The JSON will have the before and after data for each column and the operation representing whether it is a Read, Update or Delete operation that triggered this event.
The are a few ways through which we can consume and merge this data and make the table look like source and will also handle the insert, update and delete.
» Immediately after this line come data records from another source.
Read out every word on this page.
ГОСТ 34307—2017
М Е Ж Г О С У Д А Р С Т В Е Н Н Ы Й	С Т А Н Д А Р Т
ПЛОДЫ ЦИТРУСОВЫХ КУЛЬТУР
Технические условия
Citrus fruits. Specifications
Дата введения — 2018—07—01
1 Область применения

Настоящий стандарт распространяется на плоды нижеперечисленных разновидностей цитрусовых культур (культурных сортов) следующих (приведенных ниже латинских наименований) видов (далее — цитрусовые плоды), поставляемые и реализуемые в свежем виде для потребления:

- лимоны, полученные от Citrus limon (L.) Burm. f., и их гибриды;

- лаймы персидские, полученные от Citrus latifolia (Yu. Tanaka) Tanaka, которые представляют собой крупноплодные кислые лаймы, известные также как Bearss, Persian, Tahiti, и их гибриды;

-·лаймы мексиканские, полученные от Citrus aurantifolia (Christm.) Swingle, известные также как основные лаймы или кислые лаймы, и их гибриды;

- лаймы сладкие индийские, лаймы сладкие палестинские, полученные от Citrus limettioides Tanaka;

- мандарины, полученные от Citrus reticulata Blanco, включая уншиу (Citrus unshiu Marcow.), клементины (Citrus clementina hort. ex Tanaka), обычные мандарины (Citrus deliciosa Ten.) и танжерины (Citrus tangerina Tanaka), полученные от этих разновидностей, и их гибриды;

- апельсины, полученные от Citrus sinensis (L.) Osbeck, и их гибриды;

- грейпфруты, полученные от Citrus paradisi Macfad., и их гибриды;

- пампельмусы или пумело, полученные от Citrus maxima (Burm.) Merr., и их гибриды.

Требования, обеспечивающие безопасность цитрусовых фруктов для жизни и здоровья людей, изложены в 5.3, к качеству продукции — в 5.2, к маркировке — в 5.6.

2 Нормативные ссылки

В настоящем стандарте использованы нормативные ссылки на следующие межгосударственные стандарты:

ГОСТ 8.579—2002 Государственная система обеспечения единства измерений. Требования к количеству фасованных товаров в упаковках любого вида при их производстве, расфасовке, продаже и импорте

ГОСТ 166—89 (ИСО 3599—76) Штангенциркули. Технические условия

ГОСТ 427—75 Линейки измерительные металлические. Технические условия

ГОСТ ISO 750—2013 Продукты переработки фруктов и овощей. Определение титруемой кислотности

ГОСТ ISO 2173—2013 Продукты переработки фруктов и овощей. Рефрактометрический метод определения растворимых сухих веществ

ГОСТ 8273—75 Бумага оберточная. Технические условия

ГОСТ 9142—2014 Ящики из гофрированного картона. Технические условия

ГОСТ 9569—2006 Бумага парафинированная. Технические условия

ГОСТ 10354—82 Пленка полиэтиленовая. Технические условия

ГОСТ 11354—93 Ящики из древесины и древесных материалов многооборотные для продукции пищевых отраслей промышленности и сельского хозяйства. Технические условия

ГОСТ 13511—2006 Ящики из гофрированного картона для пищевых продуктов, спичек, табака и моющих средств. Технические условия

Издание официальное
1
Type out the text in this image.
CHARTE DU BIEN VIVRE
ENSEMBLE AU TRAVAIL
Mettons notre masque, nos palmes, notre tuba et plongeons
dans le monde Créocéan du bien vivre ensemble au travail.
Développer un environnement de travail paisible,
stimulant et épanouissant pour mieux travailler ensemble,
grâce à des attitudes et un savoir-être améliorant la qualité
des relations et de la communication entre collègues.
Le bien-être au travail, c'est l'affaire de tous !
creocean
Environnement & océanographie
I will create a separate post and refer here shortly.
We are connect to the mysql terminal and update the customers table to see the changes are getting pushed
docker run -it --rm --name mysqlterm --link mysql --rm mysql:5.7 sh -c 'exec mysql -h"$MYSQL_PORT_3306_TCP_ADDR" -P"$MYSQL_PORT_3306_TCP_PORT" -umysqluser -pmagic
In the console run
mysql> UPDATE customers SET first_name='Anne Marie' WHERE id=1004;
Now you can refer to the Customers table in Snowflake and you can see a new record with the operation as Update with the before and after values
A simple way to query the Customers table in snowflake can be like below
SQL — Snowflake
select value:id::string as id,
value:first_name::string as first_name,
value:last_name::string as last_name,
value:email::string as email
from customers c,
lateral flatten (input => c.record_content:payload) cc
where cc.key='after';
We are just taking the after section in the JSON and selecting the columns.
Hope these steps helped in getting the basic of configuring the tool without any code to do a change data capture from a source database and moving the data into Snowflake. Since the kafka is extensible we are try out a lot of customisation and parse and load data.
Its almost similar if we have to configure Postgres as source. For using Oracle Xstreams (instead of the legacy logminer) for change data capture we need license for Oracle Golden Gate.